Disaggregating soil erosion processes within an evolving experimental landscape

Soil‐mantled landscapes subjected to rainfall, runoff events, and downstream base level adjustments will erode and evolve in time and space. Yet the precise mechanisms for soil erosion also will vary, and such variations may not be adequately captured by soil erosion prediction technology. This study sought to monitor erosion processes within an experimental landscape filled with packed homogenous soil, which was exogenically forced by rainfall and base level adjustments, and to define the temporal and spatial variation of the erosion regimes. Close‐range photogrammetry and terrain analysis were employed as the primary methods to discriminate these erosion regimes. Results show that (1) four distinct erosion regimes can be identified (raindrop impact, sheet flow, rill, and gully), and these regimes conformed to an expected trajectory of landscape evolution; (2) as the landscape evolved, the erosion regimes varied in areal coverage and in relative contribution to total sediment efflux measured at the outlet of the catchment; and (3) the sheet flow and rill erosion regimes dominated the contributions to total soil loss. Disaggregating the soil erosion processes greatly facilitated identifying and mapping each regime in time and space.

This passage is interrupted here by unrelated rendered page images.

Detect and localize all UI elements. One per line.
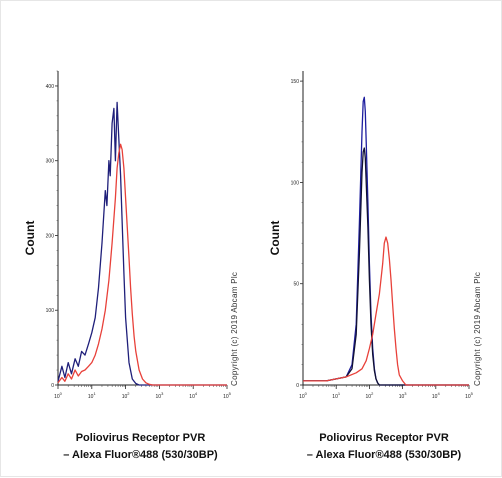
x-tick-label: 105 [223,391,232,400]
y-tick-label: 100 [46,308,55,314]
y-tick-label: 0 [51,383,54,389]
x-axis-label-line2: – Alexa Fluor®488 (530/30BP) [307,449,462,461]
x-tick-label: 102 [366,391,375,400]
histogram-series-1 [303,96,469,386]
y-tick-label: 150 [291,79,300,85]
x-axis-label-line2: – Alexa Fluor®488 (530/30BP) [63,449,218,461]
x-axis-label-line1: Poliovirus Receptor PVR [319,432,449,444]
x-axis-label-line1: Poliovirus Receptor PVR [76,432,206,444]
right-histogram-panel: 0 50 100 150 100 101 102 103 104 105 Count Poliovir… [268,71,474,461]
copyright-text-right: Copyright (c) 2019 Abcam Plc [473,272,482,386]
y-tick-label: 300 [46,159,55,165]
y-axis-label: Count [23,221,37,256]
histogram-series-2 [303,147,469,386]
copyright-text-left: Copyright (c) 2019 Abcam Plc [230,272,239,386]
x-tick-label: 101 [332,391,341,400]
x-tick-label: 104 [189,391,198,400]
y-tick-label: 200 [46,233,55,239]
histogram-series-2 [57,143,227,386]
x-tick-label: 104 [432,391,441,400]
y-tick-label: 100 [291,180,300,186]
x-tick-label: 102 [122,391,131,400]
y-tick-label: 0 [296,383,299,389]
y-axis-label: Count [268,221,282,256]
left-histogram-panel: 0100200300400100101102103104105CountPoli… [23,70,232,461]
x-tick-label: 101 [88,391,97,400]
x-tick-label: 100 [299,391,308,400]
x-tick-label: 103 [156,391,165,400]
x-tick-label: 103 [399,391,408,400]
x-tick-label: 105 [465,391,474,400]
histogram-series-1 [57,101,227,386]
y-tick-label: 50 [293,282,299,288]
y-tick-label: 400 [46,84,55,90]
x-tick-label: 100 [54,391,63,400]
histogram-series-3 [303,236,469,386]
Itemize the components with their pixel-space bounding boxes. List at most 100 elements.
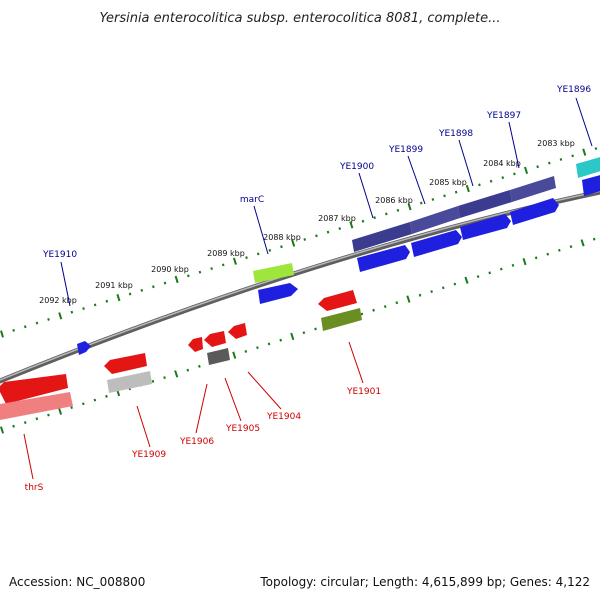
gene-bar-YE1897[interactable] <box>510 176 556 202</box>
scale-tick <box>93 398 97 402</box>
gene-label-YE1905[interactable]: YE1905 <box>225 424 260 434</box>
scale-tick <box>82 307 85 310</box>
scale-tick <box>81 402 85 406</box>
gene-bar-YE1898[interactable] <box>458 190 512 218</box>
scale-tick <box>372 308 375 312</box>
gene-arrow-YE1898[interactable] <box>460 214 511 240</box>
scale-tick <box>569 245 573 249</box>
gene-label-YE1901[interactable]: YE1901 <box>346 387 381 397</box>
gene-bar-marC[interactable] <box>253 263 294 283</box>
scale-tick <box>70 310 74 314</box>
genome-summary-text: Topology: circular; Length: 4,615,899 bp… <box>259 575 590 589</box>
scale-tick <box>267 342 271 346</box>
scale-tick <box>373 216 376 220</box>
scale-tick <box>23 421 27 424</box>
gene-label-marC[interactable]: marC <box>240 195 264 205</box>
gene-arrow-YE1910[interactable] <box>77 341 91 355</box>
scale-tick <box>315 234 318 238</box>
scale-tick <box>488 271 492 275</box>
scale-tick <box>406 295 411 303</box>
gene-arrow-YE1897[interactable] <box>510 198 559 225</box>
scale-tick <box>187 274 190 278</box>
scale-tick <box>210 267 213 270</box>
scale-tick <box>140 288 144 292</box>
scale-tick <box>511 263 515 267</box>
gene-label-YE1899[interactable]: YE1899 <box>388 145 423 155</box>
scale-tick <box>70 406 73 409</box>
scale-tick <box>232 351 237 359</box>
gene-bar-YE1899[interactable] <box>410 206 460 234</box>
scale-tick <box>326 230 330 234</box>
scale-tick <box>0 330 4 338</box>
scale-tick <box>256 346 259 350</box>
scale-tick <box>290 332 295 341</box>
scale-tick <box>443 194 446 198</box>
gene-bar-YE1909[interactable] <box>107 371 152 393</box>
gene-bar-thrS[interactable] <box>0 392 73 420</box>
gene-arrow-YE1901[interactable] <box>318 290 357 311</box>
scale-tick <box>592 237 596 241</box>
gene-arrow-thrS[interactable] <box>0 374 68 404</box>
scale-tick <box>163 281 167 285</box>
scale-tick <box>513 172 516 176</box>
gene-label-YE1904[interactable]: YE1904 <box>266 412 301 422</box>
scale-tick <box>35 321 39 325</box>
scale-tick <box>280 245 283 249</box>
scale-tick <box>47 318 50 321</box>
scale-tick <box>418 293 422 297</box>
reverse-gene-labels: YE1901 YE1904 YE1905 YE1906 YE1909 thrS <box>25 387 381 493</box>
kbp-label: 2089 kbp <box>207 249 245 258</box>
gene-label-YE1910[interactable]: YE1910 <box>42 250 77 260</box>
gene-label-YE1897[interactable]: YE1897 <box>486 111 521 121</box>
gene-arrow-marC[interactable] <box>258 283 298 304</box>
scale-tick <box>303 238 307 241</box>
gene-features <box>0 156 600 420</box>
scale-tick <box>396 208 400 212</box>
scale-tick <box>268 248 272 252</box>
scale-tick <box>338 227 342 230</box>
scale-tick <box>454 190 458 194</box>
scale-tick <box>186 368 190 372</box>
gene-bar-YE1900[interactable] <box>352 222 412 252</box>
gene-arrow-YE1900[interactable] <box>357 245 410 272</box>
scale-tick <box>489 179 493 183</box>
gene-label-YE1900[interactable]: YE1900 <box>339 162 374 172</box>
gene-label-YE1896[interactable]: YE1896 <box>556 85 591 95</box>
gene-arrow-YE1899[interactable] <box>411 230 462 257</box>
scale-tick <box>174 275 179 284</box>
accession-text: Accession: NC_008800 <box>9 575 145 589</box>
gene-arrow-YE1904[interactable] <box>228 323 247 339</box>
gene-label-YE1906[interactable]: YE1906 <box>179 437 214 447</box>
gene-arrow-YE1909[interactable] <box>104 353 147 374</box>
gene-label-YE1898[interactable]: YE1898 <box>438 129 473 139</box>
scale-tick <box>198 270 202 274</box>
scale-tick <box>35 417 39 421</box>
scale-tick <box>580 239 585 247</box>
kbp-label: 2091 kbp <box>95 281 133 290</box>
gene-bar-YE1896[interactable] <box>576 156 600 178</box>
scale-tick <box>559 158 563 161</box>
scale-tick <box>499 267 503 271</box>
scale-tick <box>419 201 423 205</box>
scale-tick <box>232 257 237 265</box>
gene-bar-YE1901[interactable] <box>321 308 362 331</box>
scale-tick <box>116 294 121 302</box>
scale-tick <box>152 285 155 289</box>
gene-arrow-YE1905[interactable] <box>204 331 226 347</box>
scale-tick <box>279 338 283 342</box>
scale-tick <box>395 301 399 305</box>
scale-tick <box>536 165 539 169</box>
scale-tick <box>314 327 317 331</box>
scale-tick <box>558 248 561 252</box>
scale-tick <box>453 282 457 286</box>
gene-bar-YE1905[interactable] <box>207 348 230 365</box>
scale-tick <box>524 166 529 174</box>
scale-tick <box>0 426 5 434</box>
scale-tick <box>534 256 538 260</box>
scale-tick <box>571 154 574 158</box>
gene-arrow-YE1896[interactable] <box>582 174 600 196</box>
gene-arrow-YE1906[interactable] <box>188 337 203 352</box>
gene-label-thrS[interactable]: thrS <box>25 483 44 493</box>
gene-label-YE1909[interactable]: YE1909 <box>131 450 166 460</box>
scale-tick <box>431 198 435 201</box>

Such information has important implications for improving soil erosion prediction technology, for assessing landscape degradation by soil erosion, for mapping regions vulnerable to future erosion, and for mitigating soil losses and managing soil resources. Copyright © 2017 John Wiley & Sons, Ltd. An experimental landscape packed with soil was subjected to simulated rainfall and base level adjustments. The landscape was monitored using photogrammetry to identify four geomorphic regions of interest. Results show that the contribution of total soil loss from each regime could be determined in space and time, and that the rill and sheet flow regimes contributed the most sediment to the total load exiting the flume. Such information has important implications for improving soil erosion prediction technology.